Overall: This is another brilliant example of a well-crafted beer that relies on the ingredients to deliver both flavor and body without the crutch of alcohol unnecessarily heating up party. This 4.0 percent ABV lager is available at Bohemian Brewing Co. under their Brewer's Stache handle.

Proper Brewing Czech Your Head: This golden, straw-colored beer shows a slight bit of haze as it's poured. There's a raw herbal bite as you inhale the aromatics left behind from the popping foam. Once it's in your mouth, you're immediately met with that familiar Pilsner smack. Up front, there are moderate flavors of bready biscuit and cereal grain malts, with a light amount of grainy sweetness. Light flavors of lager yeast begin to meld with a healthy dose of grassy, spicy/peppery hops, which impart a slightly heavier amount of bitterness. An ever-so-subtle amount of citrus peel reveals itself at the very end, which slowly fades into the Euro-hop bitterness. The hop selection here is a little more traditional; the Proper Brewing team decided to go with a combination of Tettnanger and Saaz hops. This noble hop combo is a perfect example of what kinds of flavors can arise from classic European-style hops.

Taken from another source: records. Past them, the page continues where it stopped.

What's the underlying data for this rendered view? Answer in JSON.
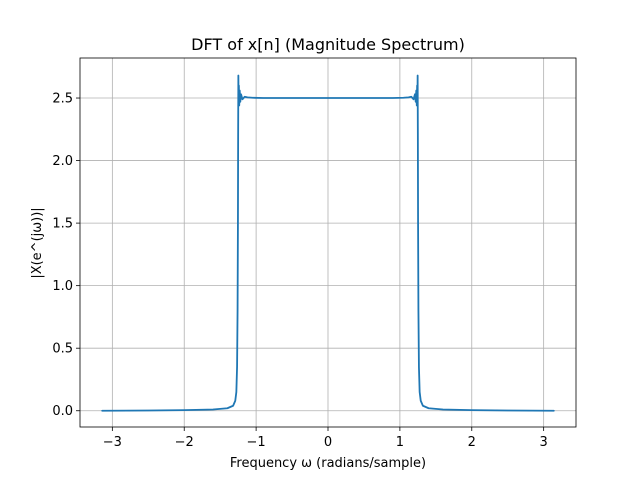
{
  "chart_data": {
    "type": "line",
    "title": "DFT of x[n] (Magnitude Spectrum)",
    "xlabel": "Frequency ω (radians/sample)",
    "ylabel": "|X(e^(jω))|",
    "xlim": [
      -3.45,
      3.45
    ],
    "ylim": [
      -0.13,
      2.82
    ],
    "grid": true,
    "x_ticks": [
      {
        "value": -3,
        "label": "−3"
      },
      {
        "value": -2,
        "label": "−2"
      },
      {
        "value": -1,
        "label": "−1"
      },
      {
        "value": 0,
        "label": "0"
      },
      {
        "value": 1,
        "label": "1"
      },
      {
        "value": 2,
        "label": "2"
      },
      {
        "value": 3,
        "label": "3"
      }
    ],
    "y_ticks": [
      {
        "value": 0.0,
        "label": "0.0"
      },
      {
        "value": 0.5,
        "label": "0.5"
      },
      {
        "value": 1.0,
        "label": "1.0"
      },
      {
        "value": 1.5,
        "label": "1.5"
      },
      {
        "value": 2.0,
        "label": "2.0"
      },
      {
        "value": 2.5,
        "label": "2.5"
      }
    ],
    "series": [
      {
        "color": "#1f77b4",
        "x": [
          -3.1416,
          -2.5,
          -2.0,
          -1.6,
          -1.4,
          -1.32,
          -1.29,
          -1.275,
          -1.265,
          -1.258,
          -1.253,
          -1.25,
          -1.247,
          -1.244,
          -1.24,
          -1.235,
          -1.228,
          -1.22,
          -1.21,
          -1.19,
          -1.16,
          -1.12,
          -1.05,
          -0.9,
          -0.6,
          -0.3,
          0.0,
          0.3,
          0.6,
          0.9,
          1.05,
          1.12,
          1.16,
          1.19,
          1.21,
          1.22,
          1.228,
          1.235,
          1.24,
          1.244,
          1.247,
          1.25,
          1.253,
          1.258,
          1.265,
          1.275,
          1.29,
          1.32,
          1.4,
          1.6,
          2.0,
          2.5,
          3.1416
        ],
        "y": [
          0.0,
          0.002,
          0.005,
          0.01,
          0.02,
          0.04,
          0.08,
          0.15,
          0.35,
          0.8,
          1.5,
          2.2,
          2.68,
          2.45,
          2.6,
          2.44,
          2.56,
          2.47,
          2.53,
          2.49,
          2.51,
          2.505,
          2.502,
          2.5,
          2.5,
          2.5,
          2.5,
          2.5,
          2.5,
          2.5,
          2.502,
          2.505,
          2.51,
          2.49,
          2.53,
          2.47,
          2.56,
          2.44,
          2.6,
          2.45,
          2.68,
          2.2,
          1.5,
          0.8,
          0.35,
          0.15,
          0.08,
          0.04,
          0.02,
          0.01,
          0.005,
          0.002,
          0.0
        ]
      }
    ]
  }
}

Overall: This is a hoppy and flavorful 5.6 percent ABV Pilsner that reveals its noble hops heritage in its taste and aroma. This version of Czech Your Head is slightly modified from its previous incarnation, so it's worth revisiting even if you've tried it before. This is a year-round beer, available now in Proper's bottle shop.

These are two great examples of why people tend to come full circle on their love/hate relationships with Pilsners. Compare them with the mass-produced stuff. Then I think you'll understand what Pilsners are really all about. As always, cheers!